When these particles fall into the Earth, they will burn up and appear as shooting stars in the sky, which could be directed to any preferred location and could be seen within a radius of up to 124 miles (200 kilometers).
According to Universe Today, the project aims to study the behavior of meteors and reentry characteristics while putting on a good show.
"I'm very excited about this project, not only because it will turn my childhood dream into a reality, but also because it can contribute to fundamental scientific research in a new form without relying on public funds and donations," Lena Okajima, founder and CEO of ALE, said on the company website.
The satellite will be provided by Japanese company Axelspace and will measure roughly 50 x 50 x 50 centimeters. The payload will include equipment for communications and control, a meteor launcher system and the meteors, Forbes reports. ALE will load about 1,000 micro-meteors in each unit and the whole system will weigh about 50 kilograms.

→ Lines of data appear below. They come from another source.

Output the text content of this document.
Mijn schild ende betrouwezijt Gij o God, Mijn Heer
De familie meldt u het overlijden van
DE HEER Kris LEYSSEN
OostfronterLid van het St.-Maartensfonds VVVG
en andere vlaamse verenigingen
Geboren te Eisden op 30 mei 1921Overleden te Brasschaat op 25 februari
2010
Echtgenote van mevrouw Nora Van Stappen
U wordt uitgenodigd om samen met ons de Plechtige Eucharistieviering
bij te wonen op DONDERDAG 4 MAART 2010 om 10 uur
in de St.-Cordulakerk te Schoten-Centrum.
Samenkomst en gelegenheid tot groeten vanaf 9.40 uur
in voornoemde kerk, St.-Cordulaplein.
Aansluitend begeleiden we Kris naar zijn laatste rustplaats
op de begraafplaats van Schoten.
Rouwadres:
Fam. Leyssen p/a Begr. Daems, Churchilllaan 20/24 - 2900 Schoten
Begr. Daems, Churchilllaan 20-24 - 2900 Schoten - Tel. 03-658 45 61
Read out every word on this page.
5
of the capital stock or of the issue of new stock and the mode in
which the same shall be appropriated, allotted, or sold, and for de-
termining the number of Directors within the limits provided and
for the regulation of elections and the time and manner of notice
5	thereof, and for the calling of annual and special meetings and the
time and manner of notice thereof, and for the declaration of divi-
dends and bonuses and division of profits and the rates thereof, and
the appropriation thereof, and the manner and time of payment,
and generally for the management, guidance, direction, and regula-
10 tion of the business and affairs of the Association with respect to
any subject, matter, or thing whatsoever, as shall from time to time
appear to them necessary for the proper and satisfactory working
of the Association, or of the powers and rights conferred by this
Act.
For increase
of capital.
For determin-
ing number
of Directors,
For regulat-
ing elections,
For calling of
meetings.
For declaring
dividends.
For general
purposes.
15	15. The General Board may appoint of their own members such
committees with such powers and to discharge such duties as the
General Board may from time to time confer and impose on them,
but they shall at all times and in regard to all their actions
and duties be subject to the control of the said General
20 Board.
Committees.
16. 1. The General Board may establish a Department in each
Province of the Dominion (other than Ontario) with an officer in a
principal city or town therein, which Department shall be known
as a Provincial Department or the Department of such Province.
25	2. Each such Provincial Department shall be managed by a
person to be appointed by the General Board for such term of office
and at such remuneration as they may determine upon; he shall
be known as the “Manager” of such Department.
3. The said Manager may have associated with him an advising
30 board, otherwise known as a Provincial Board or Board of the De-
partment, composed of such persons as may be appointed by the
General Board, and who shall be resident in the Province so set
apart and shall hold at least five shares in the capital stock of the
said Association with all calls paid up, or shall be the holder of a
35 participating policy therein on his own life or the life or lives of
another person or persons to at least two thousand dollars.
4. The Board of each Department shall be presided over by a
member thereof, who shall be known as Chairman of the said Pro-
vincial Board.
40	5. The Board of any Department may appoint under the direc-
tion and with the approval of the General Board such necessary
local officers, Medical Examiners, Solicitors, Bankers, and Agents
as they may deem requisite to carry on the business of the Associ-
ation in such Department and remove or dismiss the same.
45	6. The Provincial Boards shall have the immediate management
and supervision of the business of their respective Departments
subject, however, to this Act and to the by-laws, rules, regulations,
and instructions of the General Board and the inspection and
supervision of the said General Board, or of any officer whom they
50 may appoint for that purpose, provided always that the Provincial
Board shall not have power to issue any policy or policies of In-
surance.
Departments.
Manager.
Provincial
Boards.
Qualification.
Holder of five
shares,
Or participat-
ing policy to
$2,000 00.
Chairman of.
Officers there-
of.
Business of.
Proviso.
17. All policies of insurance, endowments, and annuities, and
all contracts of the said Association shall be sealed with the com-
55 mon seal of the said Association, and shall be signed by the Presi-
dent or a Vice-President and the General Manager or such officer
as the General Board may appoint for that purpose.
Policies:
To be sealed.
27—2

Once in orbit, the satellite will fly in a sun-synchronous orbit in a highly inclined retrograde polar orbit, like some Earth-observing and spy satellites, Universe Today reports. It will move at 7.8 kilometers a second and each orbit will take about 90 minutes. The system also has the ability to "weather abort" in the case of bad weather.
As the meteors enter the atmosphere, the friction will cause them to burn as shooting stars. However, they will burn slower than real shooting stars and they will appear in different colors: white, blue, green and orange.
The company is currently working on various tests and further developing its technology. The goal is to launch the microsatellite that will deliver the meteor shower by the later half of 2017, with another launch per year.